Coincidimos en una conferencia compartida que nos invitaron a dar en cierta Universidad. Sabía de ella por su trayectoria en el jazz y, poco menos, por su pasado como corista de múltiples entes del pop latinoamericano que hoy mantendremos en el anonimato (ése del que varios no debieron salir). Meses después de aquel encuentro, sorprendió a muchos verla como juez del concurso televisivo Latinamerican Idol en el canal Sony. Había escuchado su trabajo en vivo pero no en estudio. Entonces supe de la próxima presentación de su disco de boleros (Obsesión) en el Lunario del Auditorio Nacional (15 de marzo) y quise hacerle algunas preguntas a propósito de su peculiar y animado periplo vital. Aquí el resultado de estas indagaciones sobre Elizabeth Meza, cantante.

Alta y de mirada contundente, muestra sus orígenes norteños pero con cautela sureña. "A pesar de que nací en Chihuahua me fui desde chica a Coatzacoalcos, Veracruz; del norte y del sur, así me siento", explica. "Estuve de un lado al otro, primero estudiando arquitectura y luego música en Xalapa, donde canté con la Orquesta de Música Popular. Ahí me inicié en el repertorio norteamericano de jazz. Tenía veinte años."

Pero el verdadero inicio de su viaje fue en Ciudad de México. "Aparecieron en mi vida Chilo Morán y Pepe su hijo y me vine al DF a rolar", dice. "Trabajé en la banda del Hotel Krystal Zona Rosa y después me fui a Cancún… y de ahí a Inglaterra y Europa. Quería tener puntos de comparación y aprender, porque aquí siempre ha habido pocos cantantes de jazz. Allá me metía a los pubs y me la pasaba haciendo amigos músicos. También estuve en una banda, Sonido de Londres, en la que interpretaba boleros y algunos bossas".

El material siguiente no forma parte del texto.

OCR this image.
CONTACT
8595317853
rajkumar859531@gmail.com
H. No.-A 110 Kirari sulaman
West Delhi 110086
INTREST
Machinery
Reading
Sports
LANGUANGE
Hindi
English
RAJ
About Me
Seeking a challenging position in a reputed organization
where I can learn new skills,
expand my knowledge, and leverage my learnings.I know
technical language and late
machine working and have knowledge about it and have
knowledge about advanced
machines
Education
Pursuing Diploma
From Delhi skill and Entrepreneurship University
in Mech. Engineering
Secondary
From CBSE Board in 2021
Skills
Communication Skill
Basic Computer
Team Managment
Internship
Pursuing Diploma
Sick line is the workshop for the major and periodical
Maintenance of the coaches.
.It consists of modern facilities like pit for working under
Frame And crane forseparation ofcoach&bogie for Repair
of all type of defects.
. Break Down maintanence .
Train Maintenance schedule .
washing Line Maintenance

Si bien es verdad que los viajes ilustran, pocas veces sucede que el objeto de nuestra búsqueda venga a nosotros con docilidad. Así le sucedió a Elizabeth. "En Londres compartía departamento con Chucho Merchán, bajista peruano que trataba a los más importantes músicos del rock y pop, como Peter Frampton, Pink Floyd, Annie Lennox y demás", recuerda. "Con él los conocí a todos. Así terminé en Holanda haciendo coros con un grupo llamado 16k que componía entre electrónica y pop. Eran los años ochenta. Después regresé al jazz y me fui a Francia, Gibraltar y Marruecos. Me la pasé cantando en la Costa Azul y en España evitando ser corista, lo que finalmente sucedió al regresar a México."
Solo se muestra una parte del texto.